Com o objetivo de combater as mortes, adoecimentos e acidentes de trabalho, o governo federal criou nos últimos anos novas regras para a Previdência Social, construídas a partir de muita pressão e de diversas negociações com o movimento sindical. As últimas alterações foram anunciadas em setembro passado, quando a sociedade conseguiu um novo avanço chamado FAP (fator acidentário de prevenção). Com ele, as empresas que apresentarem maior número de acidentes, doenças, mortes e invalidez deverão pagar alíquotas maiores do seguro acidente, e as que mais protegem a saúde dos trabalhadores pagarão menos.
Se a nova legislação é boa para o trabalhador, os empresários não gostaram nada. A CNI (Confederação Nacional da Indústria), por exemplo, tenta ludibriar a sociedade brasileira, declarando que as empresas, de uma forma geral, serão submetidas a um seguro acidente mais caro. Para esclarecer a sociedade sobre as novas regras previdenciárias, a CUT publicou na Folha de S. Paulo dessa quinta-feira 4 um artigo em que defende o FAP. Para a central, ao combater a mudança, a CNI está somente defendendo as empresas que matam, invalidam e fazem os trabalhadores adoecer.

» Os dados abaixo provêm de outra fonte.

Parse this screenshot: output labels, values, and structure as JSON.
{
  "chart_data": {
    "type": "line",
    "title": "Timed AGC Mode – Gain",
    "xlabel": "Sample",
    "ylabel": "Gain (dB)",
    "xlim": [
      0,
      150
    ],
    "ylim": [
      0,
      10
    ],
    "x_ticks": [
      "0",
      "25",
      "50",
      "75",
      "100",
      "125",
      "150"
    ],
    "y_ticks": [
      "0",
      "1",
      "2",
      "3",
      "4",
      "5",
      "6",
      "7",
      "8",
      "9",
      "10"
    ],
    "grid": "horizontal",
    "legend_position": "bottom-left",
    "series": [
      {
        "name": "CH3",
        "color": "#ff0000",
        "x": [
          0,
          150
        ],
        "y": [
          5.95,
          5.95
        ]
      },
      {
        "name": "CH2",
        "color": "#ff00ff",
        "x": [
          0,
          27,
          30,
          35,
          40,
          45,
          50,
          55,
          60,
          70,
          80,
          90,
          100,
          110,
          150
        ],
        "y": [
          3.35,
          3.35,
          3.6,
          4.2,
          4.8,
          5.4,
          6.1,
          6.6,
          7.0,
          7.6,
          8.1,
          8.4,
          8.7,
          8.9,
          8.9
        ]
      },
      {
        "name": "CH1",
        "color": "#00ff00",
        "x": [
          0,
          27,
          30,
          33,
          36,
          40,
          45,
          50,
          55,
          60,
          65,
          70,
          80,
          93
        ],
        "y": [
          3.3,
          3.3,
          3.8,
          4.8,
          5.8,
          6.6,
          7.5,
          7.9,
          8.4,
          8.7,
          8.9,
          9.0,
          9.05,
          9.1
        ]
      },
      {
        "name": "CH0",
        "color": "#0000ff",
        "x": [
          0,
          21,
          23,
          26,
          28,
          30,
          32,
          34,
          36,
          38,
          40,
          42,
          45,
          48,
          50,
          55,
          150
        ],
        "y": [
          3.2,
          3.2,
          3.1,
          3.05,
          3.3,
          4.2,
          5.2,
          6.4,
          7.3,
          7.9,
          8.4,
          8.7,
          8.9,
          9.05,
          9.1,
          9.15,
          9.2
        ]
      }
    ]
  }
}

“Deixam de perceber que essas representam um número pequeno se comparadas aos milhares de empresas que serão beneficiadas ao cumprir suas tarefas em matéria de saúde do trabalhador. É uma atitude condenável, que procura ocultar da sociedade essa triste história de acidentes, mortes e invalidez nos locais de trabalho. É preciso destacar a estranheza da reação da CNI, que participou de todo o processo de negociação e elaboração entre as centrais sindicais e os representantes patronais, aprovado pelo Conselho Nacional de Previdência Social. Como empregadora e como partícipe da elaboração do projeto, a CNI quer se eximir duas vezes”, diz o artigo assinado pelo presidente da CUT, Artur Henrique, e o secretário nacional de Saúde do Trabalhador, Manoel Messias Melo.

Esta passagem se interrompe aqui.